Shark attack off Maui leaves fisherman dead


HONOLULU (AP) — Officials say a man kayak fishing off Maui has died after a shark bit his dangling foot.

The state Department of Land and Natural Resources says the shark attack occurred Monday while the man was fishing from a kayak off Maui's southwest coast.

His fishing partner in another kayak tied a tourniquet on the man and asked for help from a nearby tour boat, which took the man to shore. He was then taken to a hospital. It's unclear when he was pronounced dead.

The man's identity has not been released, and the type of shark is unknown.

This is Maui's eighth shark attack this year and the 13th for the state. A German tourist who lost her arm to a shark died in August, a week after she was bitten while snorkeling off Maui.

THIS IS A BREAKING NEWS UPDATE. Check back soon for further information. AP's earlier story is below.

A kayak fisherman died Monday after a shark attack off Maui, local officials said.

Ocean Safety officials on the island received a report that a shark bit a man fishing in a kayak between Maui and Molokini, a small island less than 3 miles off the southwest coast of Maui that's popular for diving and snorkeling.
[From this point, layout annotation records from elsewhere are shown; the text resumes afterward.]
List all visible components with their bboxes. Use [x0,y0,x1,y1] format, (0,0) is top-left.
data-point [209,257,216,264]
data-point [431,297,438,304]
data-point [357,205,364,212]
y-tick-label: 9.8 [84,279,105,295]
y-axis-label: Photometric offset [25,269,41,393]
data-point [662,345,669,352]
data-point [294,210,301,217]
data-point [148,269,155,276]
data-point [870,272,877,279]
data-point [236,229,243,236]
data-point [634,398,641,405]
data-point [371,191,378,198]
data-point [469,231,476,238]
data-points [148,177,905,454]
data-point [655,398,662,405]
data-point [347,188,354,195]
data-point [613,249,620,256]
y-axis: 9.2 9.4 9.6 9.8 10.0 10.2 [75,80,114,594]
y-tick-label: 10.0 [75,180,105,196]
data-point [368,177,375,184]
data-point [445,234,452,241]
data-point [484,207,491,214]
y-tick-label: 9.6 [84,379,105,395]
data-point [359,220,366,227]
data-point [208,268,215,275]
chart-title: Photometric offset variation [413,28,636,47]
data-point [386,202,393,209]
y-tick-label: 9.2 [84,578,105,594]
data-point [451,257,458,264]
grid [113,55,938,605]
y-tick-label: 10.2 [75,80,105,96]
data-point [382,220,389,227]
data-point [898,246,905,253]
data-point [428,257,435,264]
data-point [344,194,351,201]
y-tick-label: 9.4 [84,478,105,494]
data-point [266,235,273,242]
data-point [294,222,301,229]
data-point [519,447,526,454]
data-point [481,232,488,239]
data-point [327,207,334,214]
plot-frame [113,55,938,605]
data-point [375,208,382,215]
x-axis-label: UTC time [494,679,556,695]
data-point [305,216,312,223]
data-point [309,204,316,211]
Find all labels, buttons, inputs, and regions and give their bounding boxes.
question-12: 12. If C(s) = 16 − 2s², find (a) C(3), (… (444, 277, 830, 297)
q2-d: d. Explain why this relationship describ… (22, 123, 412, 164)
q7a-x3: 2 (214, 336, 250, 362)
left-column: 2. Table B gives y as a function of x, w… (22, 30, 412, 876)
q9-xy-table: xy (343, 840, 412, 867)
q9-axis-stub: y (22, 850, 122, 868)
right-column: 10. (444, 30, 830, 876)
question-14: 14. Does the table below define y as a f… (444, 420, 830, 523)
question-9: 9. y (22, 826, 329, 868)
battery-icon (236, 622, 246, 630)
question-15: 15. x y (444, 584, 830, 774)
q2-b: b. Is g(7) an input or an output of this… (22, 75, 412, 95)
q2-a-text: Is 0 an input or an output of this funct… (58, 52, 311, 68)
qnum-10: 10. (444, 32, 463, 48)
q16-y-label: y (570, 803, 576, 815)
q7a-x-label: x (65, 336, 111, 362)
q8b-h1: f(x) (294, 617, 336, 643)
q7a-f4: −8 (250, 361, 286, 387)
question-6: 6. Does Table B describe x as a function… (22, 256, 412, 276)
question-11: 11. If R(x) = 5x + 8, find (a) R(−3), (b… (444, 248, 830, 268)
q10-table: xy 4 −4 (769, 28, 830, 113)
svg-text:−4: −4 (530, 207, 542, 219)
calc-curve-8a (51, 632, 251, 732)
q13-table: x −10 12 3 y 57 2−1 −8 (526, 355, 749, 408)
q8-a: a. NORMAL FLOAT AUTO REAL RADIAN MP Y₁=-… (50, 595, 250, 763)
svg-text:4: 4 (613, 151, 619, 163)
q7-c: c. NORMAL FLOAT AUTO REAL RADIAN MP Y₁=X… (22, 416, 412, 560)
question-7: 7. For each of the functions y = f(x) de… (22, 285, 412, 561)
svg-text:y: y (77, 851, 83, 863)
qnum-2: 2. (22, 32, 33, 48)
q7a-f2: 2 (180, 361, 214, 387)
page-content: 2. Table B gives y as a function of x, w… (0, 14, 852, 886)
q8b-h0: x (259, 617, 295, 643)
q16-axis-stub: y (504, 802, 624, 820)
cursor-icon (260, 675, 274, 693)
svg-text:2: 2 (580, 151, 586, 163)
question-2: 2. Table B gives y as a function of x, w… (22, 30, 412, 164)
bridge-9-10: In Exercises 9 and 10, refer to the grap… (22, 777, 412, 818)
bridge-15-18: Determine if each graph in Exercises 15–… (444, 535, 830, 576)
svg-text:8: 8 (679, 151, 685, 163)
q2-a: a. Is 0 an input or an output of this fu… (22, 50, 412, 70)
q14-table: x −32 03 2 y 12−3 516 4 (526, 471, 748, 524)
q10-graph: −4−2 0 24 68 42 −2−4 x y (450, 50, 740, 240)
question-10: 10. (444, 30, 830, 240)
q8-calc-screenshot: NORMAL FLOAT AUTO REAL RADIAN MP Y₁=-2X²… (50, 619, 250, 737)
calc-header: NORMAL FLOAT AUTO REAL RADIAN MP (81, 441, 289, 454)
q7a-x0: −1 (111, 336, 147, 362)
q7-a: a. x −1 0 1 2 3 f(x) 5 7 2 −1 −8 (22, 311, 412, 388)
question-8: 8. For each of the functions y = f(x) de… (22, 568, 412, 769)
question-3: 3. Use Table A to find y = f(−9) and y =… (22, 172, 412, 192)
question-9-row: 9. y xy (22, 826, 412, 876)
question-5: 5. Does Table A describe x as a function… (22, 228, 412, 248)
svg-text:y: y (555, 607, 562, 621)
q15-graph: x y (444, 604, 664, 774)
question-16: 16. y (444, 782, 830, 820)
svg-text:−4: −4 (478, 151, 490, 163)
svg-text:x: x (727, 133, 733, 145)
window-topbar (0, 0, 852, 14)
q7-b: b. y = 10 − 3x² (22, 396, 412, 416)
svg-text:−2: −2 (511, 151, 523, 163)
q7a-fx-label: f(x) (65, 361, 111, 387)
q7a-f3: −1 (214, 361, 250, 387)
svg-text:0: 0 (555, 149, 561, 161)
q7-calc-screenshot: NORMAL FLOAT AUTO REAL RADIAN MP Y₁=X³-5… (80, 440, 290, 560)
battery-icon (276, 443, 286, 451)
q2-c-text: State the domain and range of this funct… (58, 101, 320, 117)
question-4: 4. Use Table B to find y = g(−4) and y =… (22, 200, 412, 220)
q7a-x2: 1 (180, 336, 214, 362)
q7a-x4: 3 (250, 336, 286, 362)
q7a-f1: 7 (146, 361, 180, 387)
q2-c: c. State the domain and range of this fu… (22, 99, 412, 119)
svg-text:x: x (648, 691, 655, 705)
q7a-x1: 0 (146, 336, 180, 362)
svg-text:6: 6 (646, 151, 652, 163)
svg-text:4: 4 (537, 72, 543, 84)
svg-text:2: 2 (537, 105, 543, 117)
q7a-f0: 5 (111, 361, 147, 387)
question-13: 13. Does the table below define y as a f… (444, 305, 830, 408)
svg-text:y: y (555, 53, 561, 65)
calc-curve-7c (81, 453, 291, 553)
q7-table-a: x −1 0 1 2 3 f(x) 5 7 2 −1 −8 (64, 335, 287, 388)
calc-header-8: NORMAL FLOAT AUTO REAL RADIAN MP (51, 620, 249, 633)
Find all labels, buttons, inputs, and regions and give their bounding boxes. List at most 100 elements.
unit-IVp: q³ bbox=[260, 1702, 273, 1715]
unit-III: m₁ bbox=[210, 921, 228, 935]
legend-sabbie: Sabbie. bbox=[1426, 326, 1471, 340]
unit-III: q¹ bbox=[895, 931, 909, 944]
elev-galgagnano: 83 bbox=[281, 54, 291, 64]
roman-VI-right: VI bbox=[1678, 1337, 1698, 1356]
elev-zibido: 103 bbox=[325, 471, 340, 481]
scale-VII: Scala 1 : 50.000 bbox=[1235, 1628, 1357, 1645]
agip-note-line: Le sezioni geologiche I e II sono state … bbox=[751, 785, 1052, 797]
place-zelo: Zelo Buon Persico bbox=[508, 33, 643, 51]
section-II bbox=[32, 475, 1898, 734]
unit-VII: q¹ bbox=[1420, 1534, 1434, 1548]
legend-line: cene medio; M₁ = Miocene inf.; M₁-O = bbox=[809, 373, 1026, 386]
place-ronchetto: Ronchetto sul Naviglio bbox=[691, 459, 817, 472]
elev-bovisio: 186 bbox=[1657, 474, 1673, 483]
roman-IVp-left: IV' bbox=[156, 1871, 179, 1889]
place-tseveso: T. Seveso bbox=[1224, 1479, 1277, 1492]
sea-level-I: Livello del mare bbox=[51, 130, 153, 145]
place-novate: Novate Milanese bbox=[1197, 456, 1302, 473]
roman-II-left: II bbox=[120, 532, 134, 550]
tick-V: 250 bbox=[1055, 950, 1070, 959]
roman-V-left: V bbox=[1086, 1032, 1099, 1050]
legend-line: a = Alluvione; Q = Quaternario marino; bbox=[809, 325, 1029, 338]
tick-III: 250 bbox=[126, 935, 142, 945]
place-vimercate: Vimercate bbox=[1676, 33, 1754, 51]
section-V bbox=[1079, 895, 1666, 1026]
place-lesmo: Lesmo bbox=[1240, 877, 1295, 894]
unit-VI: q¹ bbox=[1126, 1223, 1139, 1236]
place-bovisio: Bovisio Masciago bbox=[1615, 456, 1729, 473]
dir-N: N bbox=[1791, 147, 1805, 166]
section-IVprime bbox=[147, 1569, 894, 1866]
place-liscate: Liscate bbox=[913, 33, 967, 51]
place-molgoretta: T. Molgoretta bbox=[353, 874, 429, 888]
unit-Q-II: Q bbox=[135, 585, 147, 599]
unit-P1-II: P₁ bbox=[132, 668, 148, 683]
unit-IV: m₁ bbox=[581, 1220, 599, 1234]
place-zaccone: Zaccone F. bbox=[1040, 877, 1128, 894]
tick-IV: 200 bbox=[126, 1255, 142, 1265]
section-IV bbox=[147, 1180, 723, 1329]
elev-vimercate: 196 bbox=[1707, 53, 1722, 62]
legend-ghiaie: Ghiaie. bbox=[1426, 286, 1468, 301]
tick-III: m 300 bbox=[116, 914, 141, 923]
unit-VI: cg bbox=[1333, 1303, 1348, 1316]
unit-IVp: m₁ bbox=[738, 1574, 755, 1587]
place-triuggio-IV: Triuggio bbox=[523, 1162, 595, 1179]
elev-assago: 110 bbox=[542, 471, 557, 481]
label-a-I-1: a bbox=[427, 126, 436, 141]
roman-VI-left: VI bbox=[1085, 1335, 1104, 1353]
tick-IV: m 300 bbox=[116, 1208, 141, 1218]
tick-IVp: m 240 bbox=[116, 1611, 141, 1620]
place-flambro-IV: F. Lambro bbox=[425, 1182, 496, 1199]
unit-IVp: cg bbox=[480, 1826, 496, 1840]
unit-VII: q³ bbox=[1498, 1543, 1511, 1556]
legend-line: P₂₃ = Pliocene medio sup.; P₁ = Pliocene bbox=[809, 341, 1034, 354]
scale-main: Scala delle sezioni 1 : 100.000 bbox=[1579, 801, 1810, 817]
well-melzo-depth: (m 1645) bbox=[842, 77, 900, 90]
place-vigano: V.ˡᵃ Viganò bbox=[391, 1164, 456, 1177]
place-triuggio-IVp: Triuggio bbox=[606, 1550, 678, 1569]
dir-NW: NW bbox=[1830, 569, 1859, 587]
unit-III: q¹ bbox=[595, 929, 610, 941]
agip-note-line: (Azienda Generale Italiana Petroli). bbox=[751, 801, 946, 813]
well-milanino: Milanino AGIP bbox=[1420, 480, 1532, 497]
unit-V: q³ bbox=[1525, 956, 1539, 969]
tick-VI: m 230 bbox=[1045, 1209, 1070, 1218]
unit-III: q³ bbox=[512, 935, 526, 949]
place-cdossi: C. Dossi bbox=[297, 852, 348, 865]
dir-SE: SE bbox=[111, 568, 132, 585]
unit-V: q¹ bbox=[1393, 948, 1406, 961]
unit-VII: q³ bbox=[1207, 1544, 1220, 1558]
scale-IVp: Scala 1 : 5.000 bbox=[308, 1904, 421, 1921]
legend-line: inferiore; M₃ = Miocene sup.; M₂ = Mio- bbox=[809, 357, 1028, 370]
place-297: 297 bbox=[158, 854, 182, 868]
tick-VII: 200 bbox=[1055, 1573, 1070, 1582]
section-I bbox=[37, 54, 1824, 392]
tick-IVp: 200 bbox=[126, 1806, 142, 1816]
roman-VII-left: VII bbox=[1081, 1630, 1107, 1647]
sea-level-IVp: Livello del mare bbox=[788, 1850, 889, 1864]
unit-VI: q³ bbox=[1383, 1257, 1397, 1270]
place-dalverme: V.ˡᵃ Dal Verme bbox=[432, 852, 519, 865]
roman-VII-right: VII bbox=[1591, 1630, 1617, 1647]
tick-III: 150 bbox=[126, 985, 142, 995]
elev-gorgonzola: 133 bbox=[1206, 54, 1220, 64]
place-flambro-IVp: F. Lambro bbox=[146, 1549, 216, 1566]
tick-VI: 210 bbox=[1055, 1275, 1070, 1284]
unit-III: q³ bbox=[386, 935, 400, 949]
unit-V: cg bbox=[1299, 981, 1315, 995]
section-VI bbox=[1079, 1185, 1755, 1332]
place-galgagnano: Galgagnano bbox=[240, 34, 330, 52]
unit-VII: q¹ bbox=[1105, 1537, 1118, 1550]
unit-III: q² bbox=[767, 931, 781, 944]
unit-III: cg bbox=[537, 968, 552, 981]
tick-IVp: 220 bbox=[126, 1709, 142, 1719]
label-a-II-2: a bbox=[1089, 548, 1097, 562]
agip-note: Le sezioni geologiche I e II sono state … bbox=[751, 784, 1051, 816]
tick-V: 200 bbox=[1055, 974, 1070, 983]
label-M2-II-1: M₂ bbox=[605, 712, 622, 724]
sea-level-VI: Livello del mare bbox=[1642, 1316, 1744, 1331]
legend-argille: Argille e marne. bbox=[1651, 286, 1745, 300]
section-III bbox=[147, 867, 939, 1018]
A friend kayaking with the victim took him to a nearby snorkeling charter boat, which took them to shore, Maui County said in a news release.

The man died before reaching Maui. The man's identity and details about where he was bitten and the kind of shark involved were not immediately available.

Though the attack happened far from shore, state and county officials closed beaches a mile north and a mile south of Makena State Recreation Area in southwest Maui, said Deborah Ward, spokeswoman for the state Department of Land and Natural Resources. Officials expect to reopen beaches at noon Tuesday.

Isaac Brumaghim knows firsthand the dangers of kayak fishing, which he said is growing in popularity. He was fishing off Oahu's west coast in April when a camera mounted on his kayak captured footage of a 9-foot shark jumping up and chomping on the tuna he was reeling in.

Sharks are "an absolute danger, every single day," he said. "You have to respect the fact they can bite you at any time."

He said bait in the water can easily attract the animal.

"Just a little bit of blood, a little meat in the water, that's all you need," he said. "It's like dogs out there."

There have been eight shark attacks near Maui this year. On Friday, a Maui woman suffered nonfatal injuries in an attack.

In August, a German tourist died a week after losing her arm in a shark attack. Jana Lutteropp, 20, was snorkeling up to 100 yards off a beach in southwest Maui when the shark bit off her right arm.

Before Lutteropp's death, the last shark attack fatality in Hawaii was in 2004, when a tiger shark bit Willis McInnis' leg while he was surfing in Maui.